OCCUPIED JERUSALEM, 29 July 2003 — The population is growing three times faster in the Jewish settlements in the West Bank and Gaza Strip than in Israel proper, said a report published yesterday by the Israeli National Bureau of Statistics. While settler population soared by 5.7 percent in 2002, Israeli demographic growth inside the Green Line was trailing at 1.9 percent over the same period, down from 2.2 percent in 2001 and 2.6 percent in 2000, the report said.
According to first semester 2003 figures, the total population of Israel reached 6.7 million, including a record 231,443 settlers. The settlement figures do not include the estimated 200,000 Jews living in occupied and annexed east Jerusalem. The increase in the number of settlers is accounted for mainly by the growth in urban West Bank communities near the Green Line separating Israel from the West Bank, where many ultra-Orthodox families with high birth rates have settled in recent years.
Meanwhile, Israeli troops fired rubber bullets yesterday to break up a protest over Israel’s construction of a security fence in the West Bank as Prime Minister Ariel Sharon began a visit to the United States. At least five people, including an American, were wounded in the clash as protesters including Israelis, Palestinians and foreigners surged toward the fence and tried to tear down a gate near the northern West Bank village of Anin, witnesses said.
The clash highlighted the anger stirred by the construction of the fence, an issue on which Israel and the United States disagree. It is likely to be raised in talks between Sharon and U.S. President George W. Bush in the White House today. At Anin, troops used tear gas, rubber bullets and stun grenades as nearly 300 protesters gathered on both sides of the fence and tried to tear down a gate, witnesses said. The demonstrators included 30 Israelis, 50 foreigners and about 200 Palestinians, they said.

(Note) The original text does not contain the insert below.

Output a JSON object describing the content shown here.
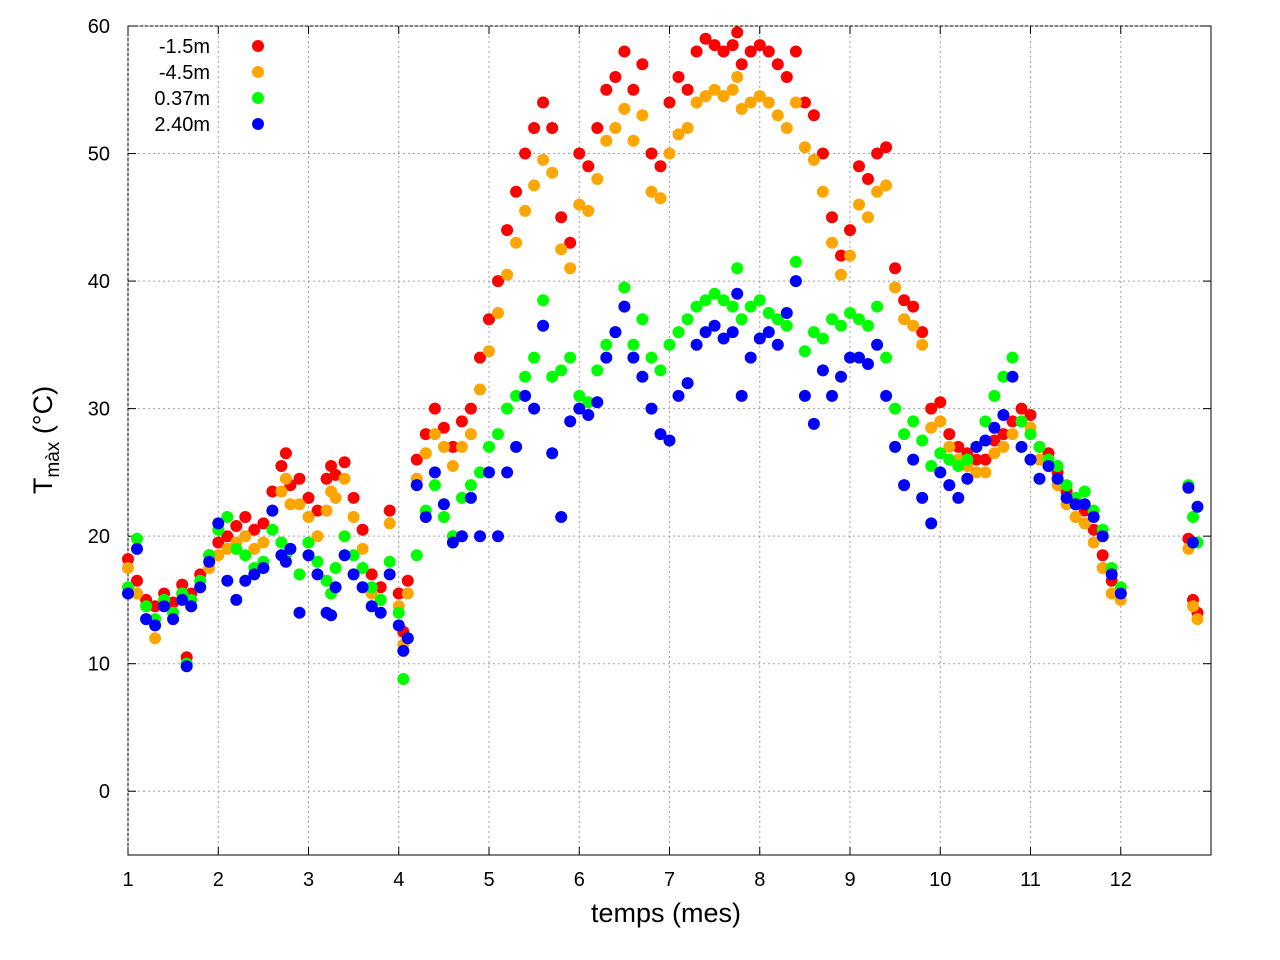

In another development, Syrian Prime Minister Mustapha Miro said in remarks published yesterday that regional countries such as Turkey, Iran and Syria should strengthen their ties in a bid to resist US efforts to reshape the Middle East.
Miro made the appeal on the eve of his visit to Ankara, which will take place amid US warnings to Turkey, a long-standing Muslim ally and NATO partner, to toe Washington’s line in relations with its southern neighbor Syria. “The whole world knows about America’s policy to establish a new order in the Middle East,” Miro told the mass-circulation Turkish daily Sabah from Damascus. “Therefore I think Turkey, Syria and Iran as well as other countries need to act more and more together because if we stay alone it becomes easier to do what has been done to Iraq,” he was quoted as saying.
The United States - as the current rulers of Iraq - are a neighbor “at least as bad as Saddam Hussein”, said the Syrian premier, whose country Washington accuses of harboring terrorists and weapons of mass destruction. “Our common wish is that the occupation ends as soon as possible and America leaves the region as soon as possible,” Miro was quoted as saying.
Turkey’s relations with both Syria and Iran have warmed in the wake of the US-led war in Iraq. The three neighbors share concerns that any move toward self-rule by the Kurds in northern Iraq could spark unrest among their own sizable Kurdish minorities.
But the United States has warned Turkey that its cooperation with Syria and Iran should be limited and coordinated with Washington. “I think anything that Turkey does with Syria or does with Iran should fit into an overall policy with us, of getting those countries to change their bad behavior,” US Deputy Secretary of Defense Paul Wolfowitz said in an interview with Turkish television in May.
In remarks to another Turkish newspaper, however, Miro said the recent improvement in Turkish-Syrian ties was not against US interests. “The objective of Turkish-Syrian relations is not to challenge the United States... These are relations between neighbors,” he told Hurriyet.
Miro’s talks here will take place in the wake of Turkish Foreign Minister Abdullah Gul’s visit to Washington last week, in which the two NATO allies sought to improve their ties, at an all-time low following Ankara’s failure to back the war in Iraq and persisting tensions over Iraqi Kurdistan.
Tension eased in October 1998 when Ocalan left Damascus, his longtime safe haven, and Syria pledged to stop harboring the rebels, allowing a significant improvement in both political and economic relations.